There are lots of headlines around at the moment saying MPs have voted that 'animals have no feelings or sentience' - but what exactly have politicians voted for? And what are the implications?
The UK Government is currently debating and voting on the EU Withdrawal Bill. At the moment, politicians are looking at sections of European Union policy, and voting on whether to enshrine them into domestic law.
This will impact how the country is run after Brexit.
Last week, MPs voted on whether or not to transfer a clause from the Lisbon Treaty - known as NC 30 - into UK law.
By a small majority of 18 (295 were in favor, with 313 against), MPs chose not to transfer the clause.
Here is the wording of NC 30: "In formulating and implementing the Union's agriculture, fisheries, transport, internal market, research and technological development and space policies, the Union and the Member States shall, since animals are sentient beings, pay full regard to the welfare requirements of animals, while respecting the legislative or administrative provisions and customs of the Member States relating in particular to religious rites, cultural traditions and regional heritage."
Green MP for Brighton Pavillion and party co-leader Caroline Lucas, who proposed voting on NC 30, made it clear when debating the issue in Parliament.
She said: "By way of background, in 1997 - 20 years ago - the UK Government, during their presidency of the EU, convinced the then 14 other member states that EU law should explicitly recognise that animals were sentient beings, and not simply agricultural goods like bags of potatoes that could be maltreated with impunity.
"In other words, it was a recognition that, like us, animals are aware of their surroundings; that they have the capacity to feel pain, hunger, heat and cold; and that they are aware of what is happening to them and of their interaction with other animals, including humans.
"The resulting protocol, which came into force in 1999, changed how animals were regarded and ensured that future EU legislation was not implemented on the basis of the lowest standards of animal welfare, but that it took animal sentience into account.
"That understanding has since informed more than 20 pieces of EU law on animal welfare, including the ban on sealskin imports, the ban on conventional battery cages and the ban on cosmetics testing on animals."
That is an extremely difficult question to answer. The justification given by those who support the decision not to transfer the clause is that UK’s own domestic law covers this issue, under the 2006 Animal Welfare Act.
But this claim has been disputed by the RSPCA’s Head of Public Affairs David Bowles.
He says: "It’s shocking that MPs have given the thumbs down to incorporating animal sentience into post-Brexit UK law.
"Animal sentience is never mentioned in the Animal Welfare Act and, crucially, only domestic animals are really covered by the provisions of the Act anyway and animals in the wild and laboratories are expressly exempt. It is simply wrong for the Government to claim that the Act protects animal sentience.

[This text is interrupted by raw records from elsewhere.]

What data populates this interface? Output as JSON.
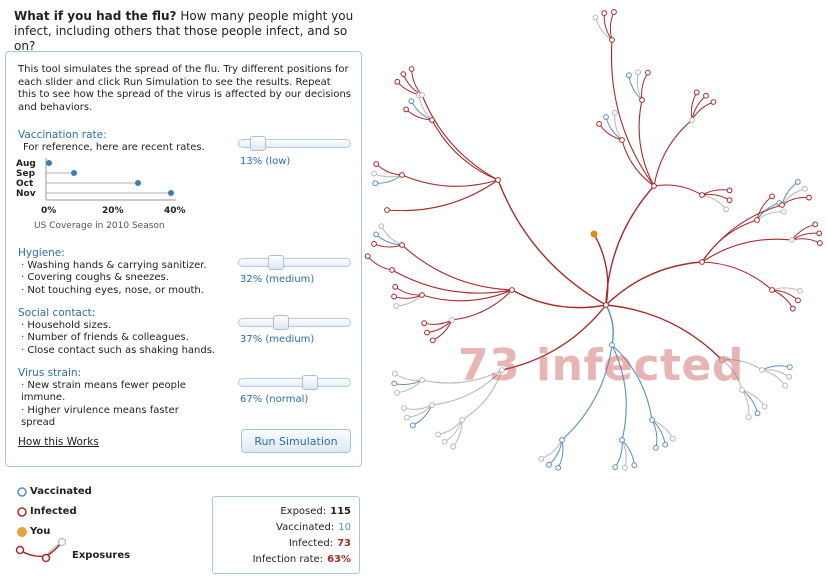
{
  "header": {
    "question_bold": "What if you had the flu?",
    "question_rest": "How many people might you infect, including others that those people infect, and so on?"
  },
  "intro": "This tool simulates the spread of the flu. Try different positions for each slider and click Run Simulation to see the results. Repeat this to see how the spread of the virus is affected by our decisions and behaviors.",
  "vaccination": {
    "title": "Vaccination rate:",
    "note": "For reference, here are recent rates.",
    "value_label": "13% (low)",
    "slider_value": 0.13,
    "chart": {
      "months": [
        "Aug",
        "Sep",
        "Oct",
        "Nov"
      ],
      "ticks": [
        "0%",
        "20%",
        "40%"
      ],
      "caption": "US Coverage in 2010 Season"
    }
  },
  "hygiene": {
    "title": "Hygiene:",
    "items": [
      "· Washing hands & carrying sanitizer.",
      "· Covering coughs & sneezes.",
      "· Not touching eyes, nose, or mouth."
    ],
    "value_label": "32% (medium)",
    "slider_value": 0.32
  },
  "social": {
    "title": "Social contact:",
    "items": [
      "· Household sizes.",
      "· Number of friends & colleagues.",
      "· Close contact such as shaking hands."
    ],
    "value_label": "37% (medium)",
    "slider_value": 0.37
  },
  "strain": {
    "title": "Virus strain:",
    "items": [
      "· New strain means fewer people immune.",
      "· Higher virulence means faster spread"
    ],
    "value_label": "67% (normal)",
    "slider_value": 0.67
  },
  "how_link": "How this Works",
  "run_button": "Run Simulation",
  "legend": {
    "vaccinated": "Vaccinated",
    "infected": "Infected",
    "you": "You",
    "exposures": "Exposures"
  },
  "stats": {
    "exposed_label": "Exposed:",
    "exposed_value": "115",
    "vaccinated_label": "Vaccinated:",
    "vaccinated_value": "10",
    "infected_label": "Infected:",
    "infected_value": "73",
    "rate_label": "Infection rate:",
    "rate_value": "63%"
  },
  "big_label": "73 infected",
  "colors": {
    "infected": "#a52a2a",
    "vaccinated": "#5b8fbf",
    "exposed": "#b8b8b8",
    "you": "#e08a1e",
    "accent": "#2a6fab"
  }
}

"In the EU, we know that the recognition of animals as sentient beings has been effective in improving animal welfare across the region.
"If the UK is to achieve the Environment Secretary’s objective of achieving the highest possible animal welfare post-Brexit, it must do the same."
In addition, during the debate Lucas said: "The Government has rightly and commendably committed to transferring all existing EU law on animal welfare into UK law under the Bill, but because the text of the Lisbon treaty is not transferred by the Bill, the wording of article 13 on animal sentience will not explicitly be incorporated into UK law.
"As things stand, despite having one of the longest-standing animal welfare laws in the world - something of which we are rightly proud - the UK has no legal instrument other than article 13 of the Lisbon treaty to provide that animals are sentient beings."
Lib Dem leader and Westmorland and Lonsdale MP Tim Farron Liberal Democrat expressed why many believe not enshrining the clause into domestic law will result in lower welfare standards.
He said: "We completely agree with [Caroline Lucas] and want to take her side on this issue.
"Does she agree that the reality is that high animal welfare standards sometimes mean higher input costs and that in the big wide world, as we seek new deals with countries that perhaps have much lower animal welfare standards, there will be an economic temptation to lower our standards?
"That is why it is so important, as she says, to incorporate those welfare standards in the Bill."